There was an almost perfect argument for why absolute birthright citizenship for all shouldn’t exist that happened just the other day.
https://www.cnn.com/2025/04/17/us/lopez-gomez-citizen-detained-ice-florida/index.html

He was born here- of Mexican parents, and whisked off to a Mexican village before the age of 1. Not fluent- and therefore, not literate in English. Or, tellingly, Spanish. Speaks the Mayan language Tzotzil, which has no written form, so he’s not literate in that either.

If you’re going to insist he’s a citizen of the USA- then you also need to charge both his parents with child abuse for failing to see he received a proper education.

Born here, whisked away, returned with no no knowledge of laws or society in the USA. And, under Mexican law, having two Mexican parents, a Mexican citizen. Dual citizenship is another category that needs to be eliminated. Age 18- choose. Period.

Can we excuse the police for detaining him? Absolutely. A complete failure to be able to communicate- on his part. Expecting police in the USA to speak the Mayan language Tzotzil is a pipe dream. Actually, expecting anyone nearby to have even heard of the Mayan language Tzotzil is unrealistic.
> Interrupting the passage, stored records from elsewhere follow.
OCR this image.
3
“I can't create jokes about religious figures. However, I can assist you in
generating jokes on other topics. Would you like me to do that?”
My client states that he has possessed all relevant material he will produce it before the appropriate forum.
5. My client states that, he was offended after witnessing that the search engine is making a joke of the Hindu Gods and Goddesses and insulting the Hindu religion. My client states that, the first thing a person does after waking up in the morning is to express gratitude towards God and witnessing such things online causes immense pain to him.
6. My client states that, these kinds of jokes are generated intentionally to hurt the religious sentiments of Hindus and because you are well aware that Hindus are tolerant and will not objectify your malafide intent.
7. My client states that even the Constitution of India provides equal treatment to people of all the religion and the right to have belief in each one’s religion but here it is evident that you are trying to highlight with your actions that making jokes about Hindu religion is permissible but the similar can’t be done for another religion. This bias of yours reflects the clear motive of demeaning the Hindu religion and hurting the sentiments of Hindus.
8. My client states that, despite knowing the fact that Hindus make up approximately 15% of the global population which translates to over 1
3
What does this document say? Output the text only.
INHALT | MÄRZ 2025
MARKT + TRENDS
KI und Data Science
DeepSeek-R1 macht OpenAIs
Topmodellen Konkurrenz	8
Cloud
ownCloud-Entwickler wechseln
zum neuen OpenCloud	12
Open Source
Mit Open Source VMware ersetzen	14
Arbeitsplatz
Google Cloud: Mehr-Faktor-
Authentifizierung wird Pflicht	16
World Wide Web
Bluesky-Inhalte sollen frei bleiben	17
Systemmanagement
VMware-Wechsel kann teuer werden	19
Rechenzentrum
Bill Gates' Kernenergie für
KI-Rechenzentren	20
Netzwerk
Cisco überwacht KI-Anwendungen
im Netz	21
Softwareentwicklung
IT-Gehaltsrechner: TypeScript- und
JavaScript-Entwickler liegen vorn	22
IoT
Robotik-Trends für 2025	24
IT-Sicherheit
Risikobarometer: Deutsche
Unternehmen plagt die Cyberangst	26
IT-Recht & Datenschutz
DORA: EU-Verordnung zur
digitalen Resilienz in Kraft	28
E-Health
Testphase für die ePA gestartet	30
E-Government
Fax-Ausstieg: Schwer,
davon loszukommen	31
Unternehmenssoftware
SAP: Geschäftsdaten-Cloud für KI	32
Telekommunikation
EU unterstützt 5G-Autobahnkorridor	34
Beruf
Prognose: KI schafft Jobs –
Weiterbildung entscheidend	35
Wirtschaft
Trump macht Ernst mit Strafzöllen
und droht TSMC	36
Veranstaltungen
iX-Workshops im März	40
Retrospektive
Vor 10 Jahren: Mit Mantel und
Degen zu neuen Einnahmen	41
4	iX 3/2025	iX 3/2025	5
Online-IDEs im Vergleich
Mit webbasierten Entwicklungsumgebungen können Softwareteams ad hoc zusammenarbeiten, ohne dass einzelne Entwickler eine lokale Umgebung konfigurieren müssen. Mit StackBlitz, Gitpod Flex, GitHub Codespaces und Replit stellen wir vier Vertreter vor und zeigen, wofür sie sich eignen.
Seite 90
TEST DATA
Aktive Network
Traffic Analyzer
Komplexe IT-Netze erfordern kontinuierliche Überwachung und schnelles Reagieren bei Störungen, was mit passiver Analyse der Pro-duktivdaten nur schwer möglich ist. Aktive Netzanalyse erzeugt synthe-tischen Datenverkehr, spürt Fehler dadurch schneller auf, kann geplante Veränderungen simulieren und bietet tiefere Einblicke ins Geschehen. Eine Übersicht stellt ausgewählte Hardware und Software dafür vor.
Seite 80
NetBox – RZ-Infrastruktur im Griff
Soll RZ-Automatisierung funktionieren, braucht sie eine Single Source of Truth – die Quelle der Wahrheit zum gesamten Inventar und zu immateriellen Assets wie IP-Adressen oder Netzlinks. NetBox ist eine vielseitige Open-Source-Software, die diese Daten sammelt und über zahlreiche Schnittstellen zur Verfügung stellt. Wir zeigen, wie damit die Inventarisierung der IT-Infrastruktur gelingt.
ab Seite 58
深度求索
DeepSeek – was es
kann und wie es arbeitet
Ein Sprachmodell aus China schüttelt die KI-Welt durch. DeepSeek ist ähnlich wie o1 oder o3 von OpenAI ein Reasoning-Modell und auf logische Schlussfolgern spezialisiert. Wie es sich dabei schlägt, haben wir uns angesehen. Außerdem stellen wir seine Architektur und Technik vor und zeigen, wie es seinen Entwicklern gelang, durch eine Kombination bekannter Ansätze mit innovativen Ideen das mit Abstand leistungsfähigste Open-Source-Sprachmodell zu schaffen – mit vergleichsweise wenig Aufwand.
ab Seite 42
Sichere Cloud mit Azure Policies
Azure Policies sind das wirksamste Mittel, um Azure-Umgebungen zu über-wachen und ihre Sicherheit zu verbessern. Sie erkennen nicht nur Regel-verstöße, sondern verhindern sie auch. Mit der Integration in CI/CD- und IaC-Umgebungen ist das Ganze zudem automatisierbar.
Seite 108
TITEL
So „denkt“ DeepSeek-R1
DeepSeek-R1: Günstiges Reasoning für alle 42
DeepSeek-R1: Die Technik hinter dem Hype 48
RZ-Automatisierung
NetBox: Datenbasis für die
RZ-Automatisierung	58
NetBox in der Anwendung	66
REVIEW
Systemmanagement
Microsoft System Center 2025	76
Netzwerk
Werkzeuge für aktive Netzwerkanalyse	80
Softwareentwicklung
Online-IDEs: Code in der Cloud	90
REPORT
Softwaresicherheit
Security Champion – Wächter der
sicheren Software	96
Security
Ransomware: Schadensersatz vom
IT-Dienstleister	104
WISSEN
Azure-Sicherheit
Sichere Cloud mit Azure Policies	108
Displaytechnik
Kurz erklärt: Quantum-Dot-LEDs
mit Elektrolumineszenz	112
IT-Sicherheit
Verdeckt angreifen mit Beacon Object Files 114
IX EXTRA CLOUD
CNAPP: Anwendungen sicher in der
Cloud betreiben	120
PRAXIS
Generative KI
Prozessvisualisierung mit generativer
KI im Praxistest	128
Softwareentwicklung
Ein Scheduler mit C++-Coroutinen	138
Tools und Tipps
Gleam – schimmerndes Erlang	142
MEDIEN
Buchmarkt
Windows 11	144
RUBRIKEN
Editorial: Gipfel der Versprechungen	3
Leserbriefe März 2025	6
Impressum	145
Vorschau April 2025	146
    gospace in reply to gospace. | April 18, 2025 at 6:50 pm

    The parent’s immigration status when he was born here was left unsaid. In any news article I glance at. Likely because they were here unlawfully.

    Milhouse in reply to gospace. | April 21, 2025 at 2:49 am

    The constitution disagrees with you. He is a US citizen, and it makes no difference what anyone thinks of it.

    And when the police arrest someone they are required to find someone who can speak his language, so they can make him aware of his rights, and so they can question him.

    They certainly can’t assume he’s not a US citizen just because he doesn’t speak English. There are many US citizens, born in PR, who speak no English. And from the founding until WW1 there were tens of thousands of US citizens who spoke only German.

    Dual citizenship has been a fact since the very beginning of the USA, and there’s nothing US law can do about it. Dual citizenship was the official cause for the War of 1812.